— Зачем же тебе было звонить не в свой колокол?
— Да так уж, знать, на грех подошло. Слышу: звонят во всю у Спаса. «Ну, думаю себе, — коли ударил в набат Максимка, так недаром. Верно где лихо загорелось. Дай-ка, побегу, посмотрю».
— А Максимка — звонарь тоже?
— Знамо, первый сторож у Спаса, Максим Дмитриев сын Кузнецов. Бегу со всех ног, по сторонам озираюсь: нету ли где дыму? Что-то не видать. Подбегаю к Спасу, ан тут навстречу тот самый Суббота Протопопов, кормового двора стряпчий.
— Ты куда, Огурец?
— Да вот, мол, трезвонят. Не знаю только, где горит-то.
— Какое горит! Царевича Димитрия зарезали.
— Как сказал он мне это слово, меня ровно обухом по голове; стою да глазами хлопаю.
— Чего, — говорит, — глаза пялишь? Полезай на колокольню, звони вместе с Максимкой.
— Да колокольня, — говорю, — не моя.
— Где уж тут, — говорит, — разбирать; сама царица звонить приказала.
Ну, и полез я сдуру, давай тоже звонить что есть мочи — и дозвонился! И благо бы мне одному досталось, а то, вишь, и колоколу так не прошло: кнутом его, сердечного, наказали, да с оторванным ухом в Сибирь сослали. Да не в том мое горе, что на старости лет мирским кормлюсь пропитаньем: птицы небесные не сеют, не жнут, не собирают в житницы, а сыты бывают. Горе мое в том, что с того самого часа, что сослали колокол, мне от него по ночам нет и нет покою. Чуть задремлю, забудусь, как в ушах загудит:
«Бум-бум-бум!» Вскочу с ложа, прислушаюсь — тишина кругом гробовая; как только опять прилягу, стану забываться — снова: «Бум-бум!» Тут вот пошел слух в народе, будто царевич Димитрий вовсе-де и не умирал, что другого заместо его зарезали. Так вот отчего в ушах у меня этот звон погребальный: царевич-то жив, а я его заживо хоронил!
Димитрий, слушая, так и впился в рассказчика глазами.

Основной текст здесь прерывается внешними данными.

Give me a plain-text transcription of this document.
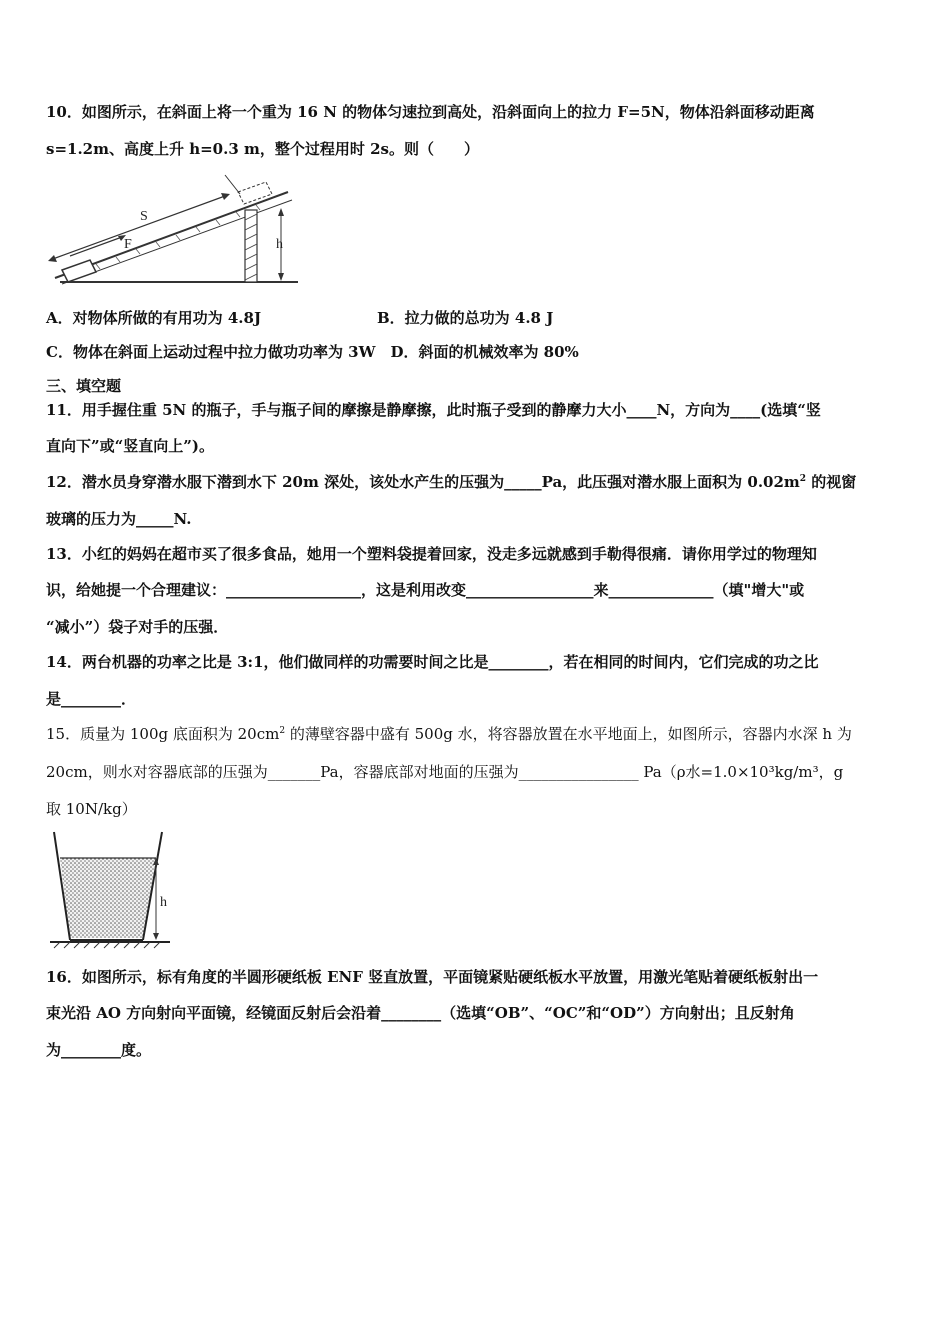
10．如图所示，在斜面上将一个重为 16 N 的物体匀速拉到高处，沿斜面向上的拉力 F=5N，物体沿斜面移动距离
s=1.2m、高度上升 h=0.3 m，整个过程用时 2s。则（　　）
F
S
h
A．对物体所做的有用功为 4.8J	B．拉力做的总功为 4.8 J
C．物体在斜面上运动过程中拉力做功功率为 3W　D．斜面的机械效率为 80%
三、填空题
11．用手握住重 5N 的瓶子，手与瓶子间的摩擦是静摩擦，此时瓶子受到的静摩力大小____N，方向为____(选填“竖
直向下”或“竖直向上”)。
12．潜水员身穿潜水服下潜到水下 20m 深处，该处水产生的压强为_____Pa，此压强对潜水服上面积为 $0.02m^2$ 的视窗
玻璃的压力为_____N.
13．小红的妈妈在超市买了很多食品，她用一个塑料袋提着回家，没走多远就感到手勒得很痛．请你用学过的物理知
识，给她提一个合理建议：__________________，这是利用改变_________________来______________（填"增大"或
“减小”）袋子对手的压强．
14．两台机器的功率之比是 3:1，他们做同样的功需要时间之比是________，若在相同的时间内，它们完成的功之比
是________．
15．质量为 100g 底面积为 $20cm^2$ 的薄壁容器中盛有 500g 水，将容器放置在水平地面上，如图所示，容器内水深 h 为
20cm，则水对容器底部的压强为_______Pa，容器底部对地面的压强为________________ Pa（ρ水=1.0×10³kg/m³，g
取 10N/kg）
h
16．如图所示，标有角度的半圆形硬纸板 ENF 竖直放置，平面镜紧贴硬纸板水平放置，用激光笔贴着硬纸板射出一
束光沿 AO 方向射向平面镜，经镜面反射后会沿着________（选填“OB”、“OC”和“OD”）方向射出；且反射角
为________度。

— И тебе стало невмоготу, — досказал он, — захотелось непременно самому узреть меня? Ну, вот и узрел. А спасся я чудом от рук убийц: убили они, вместо меня, другого.
— Другого?
— Да, одного из моих однолетков-жильцов (пажей). Ты ведь видел, чай, тогда в Угличе, как мы бегали, играли на дворцовом дворе?
— Как не видеть…
— Так вот с одним из тех жильцов, круглым сиротой, я больше всех дружил, дарил ему свои старые игрушки и платья, даже спать нас укладывали вместе на одной постели. А страдал я в те поры… (Димитрий на минуту запнулся) страдал тяжким недугом…
— Падучею немочью? — договорил странник. — Так, так. Сказывала мне о том кормилица царская Орина, да и весь Углич, почитай, толковал о том.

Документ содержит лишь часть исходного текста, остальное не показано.